Friday, October 2, 2009

Analyst Consensus

Almost exactly one year ago, Washington Mutual basically declared bankruptcy, resulting in shareholders losing pretty much their entire investments. A day before the bank went down, here's what analyst recommendations looked like:



Though it makes little sense that there were so many "hold" recommendations, at least a good number of analysts rated it a "sell". This represents an improvement over analyst recommendations for Lehman Brothers as it went down.

There are a couple of interesting notes, however. Goldman Sachs upgraded WaMu about 2 weeks before it went down. "Capital and reserves appear to be stable," wrote analyst Brian Foran.

Fox Pitt, a firm that "provides clients with equity research and capital markets expertise", actually had this rated "Outperform" as it went down, according to Yahoo!

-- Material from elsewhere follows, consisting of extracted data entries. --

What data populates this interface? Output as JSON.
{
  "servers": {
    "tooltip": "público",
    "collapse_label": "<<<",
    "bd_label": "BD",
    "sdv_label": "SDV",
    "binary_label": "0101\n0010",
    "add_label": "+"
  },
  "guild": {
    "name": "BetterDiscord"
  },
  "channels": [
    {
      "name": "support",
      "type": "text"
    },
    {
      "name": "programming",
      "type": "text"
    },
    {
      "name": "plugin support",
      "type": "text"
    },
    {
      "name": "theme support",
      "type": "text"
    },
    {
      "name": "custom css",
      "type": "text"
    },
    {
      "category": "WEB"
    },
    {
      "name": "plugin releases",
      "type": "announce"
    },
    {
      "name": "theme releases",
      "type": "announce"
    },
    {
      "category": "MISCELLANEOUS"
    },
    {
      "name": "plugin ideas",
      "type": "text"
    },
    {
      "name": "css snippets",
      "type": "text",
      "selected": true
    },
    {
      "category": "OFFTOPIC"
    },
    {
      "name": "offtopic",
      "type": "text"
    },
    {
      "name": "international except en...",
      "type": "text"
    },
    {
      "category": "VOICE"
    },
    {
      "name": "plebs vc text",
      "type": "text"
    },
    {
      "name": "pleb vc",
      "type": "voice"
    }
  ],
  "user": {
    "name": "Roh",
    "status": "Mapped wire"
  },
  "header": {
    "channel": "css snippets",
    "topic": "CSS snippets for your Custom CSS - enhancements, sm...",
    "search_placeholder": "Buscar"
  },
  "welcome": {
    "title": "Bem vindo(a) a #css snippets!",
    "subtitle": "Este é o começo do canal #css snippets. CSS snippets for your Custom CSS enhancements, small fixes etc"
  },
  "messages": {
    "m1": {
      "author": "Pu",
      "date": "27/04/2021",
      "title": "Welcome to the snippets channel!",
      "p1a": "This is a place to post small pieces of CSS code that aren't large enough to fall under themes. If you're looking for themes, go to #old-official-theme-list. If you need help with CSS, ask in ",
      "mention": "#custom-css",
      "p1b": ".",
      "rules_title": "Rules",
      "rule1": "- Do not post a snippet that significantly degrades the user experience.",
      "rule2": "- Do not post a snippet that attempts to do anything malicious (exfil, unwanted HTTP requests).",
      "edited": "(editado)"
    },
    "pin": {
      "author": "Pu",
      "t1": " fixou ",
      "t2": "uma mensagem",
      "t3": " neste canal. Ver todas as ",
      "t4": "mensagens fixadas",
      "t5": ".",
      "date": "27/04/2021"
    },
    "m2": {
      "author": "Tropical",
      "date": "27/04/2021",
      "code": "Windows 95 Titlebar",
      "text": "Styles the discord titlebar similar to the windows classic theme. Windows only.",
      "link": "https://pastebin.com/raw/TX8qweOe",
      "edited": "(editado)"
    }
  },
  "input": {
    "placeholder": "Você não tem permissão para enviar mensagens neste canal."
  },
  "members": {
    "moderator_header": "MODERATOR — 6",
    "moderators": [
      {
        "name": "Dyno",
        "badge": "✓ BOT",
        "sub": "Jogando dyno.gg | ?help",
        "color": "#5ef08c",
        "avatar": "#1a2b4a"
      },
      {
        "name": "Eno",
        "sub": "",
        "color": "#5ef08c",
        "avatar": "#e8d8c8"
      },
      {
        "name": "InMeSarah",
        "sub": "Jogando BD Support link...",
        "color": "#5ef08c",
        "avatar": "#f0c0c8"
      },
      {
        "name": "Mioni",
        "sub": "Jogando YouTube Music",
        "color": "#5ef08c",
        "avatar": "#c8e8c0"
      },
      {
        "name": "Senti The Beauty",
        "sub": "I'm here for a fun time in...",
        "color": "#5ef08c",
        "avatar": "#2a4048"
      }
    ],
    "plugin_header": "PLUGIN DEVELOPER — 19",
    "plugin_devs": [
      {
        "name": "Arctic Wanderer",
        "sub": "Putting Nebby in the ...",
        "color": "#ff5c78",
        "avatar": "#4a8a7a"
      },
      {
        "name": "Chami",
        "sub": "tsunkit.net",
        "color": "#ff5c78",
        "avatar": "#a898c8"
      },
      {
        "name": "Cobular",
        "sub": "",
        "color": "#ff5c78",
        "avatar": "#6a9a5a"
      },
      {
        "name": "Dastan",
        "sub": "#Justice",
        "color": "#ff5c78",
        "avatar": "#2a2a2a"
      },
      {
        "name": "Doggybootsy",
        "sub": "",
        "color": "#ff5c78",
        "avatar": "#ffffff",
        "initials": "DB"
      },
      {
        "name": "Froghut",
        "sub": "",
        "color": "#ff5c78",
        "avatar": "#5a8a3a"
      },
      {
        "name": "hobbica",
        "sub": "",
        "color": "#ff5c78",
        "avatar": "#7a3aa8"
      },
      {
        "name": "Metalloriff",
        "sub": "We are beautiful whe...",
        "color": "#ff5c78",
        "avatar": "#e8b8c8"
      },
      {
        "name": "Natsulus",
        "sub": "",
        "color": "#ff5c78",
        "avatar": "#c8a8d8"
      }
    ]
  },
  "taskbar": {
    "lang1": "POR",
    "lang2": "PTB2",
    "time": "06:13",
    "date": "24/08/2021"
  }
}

Finance.

The bottom line? When you invest, know what you're buying; the "experts" have their own agendas.

2 comments:

Akwon said...

Hey Saj,
do anyone really use analyst's recommendations in that finance industry except for maybe Financial Advisers. So are those target prices, and buy/sell/hold recommendations just sort of a publicity act to "help" the average Joes make a decision?

Saj Karsan said...

Hi Akwon,

Yeah I think people do use those recommendations. Humans have a herd mentality in that we like stocks more when other people like them as well. You can see percentage gains/losses in stocks when analysts change recommendations, for example. Fortunately, if one recognizes this tendency, one can profit off of it.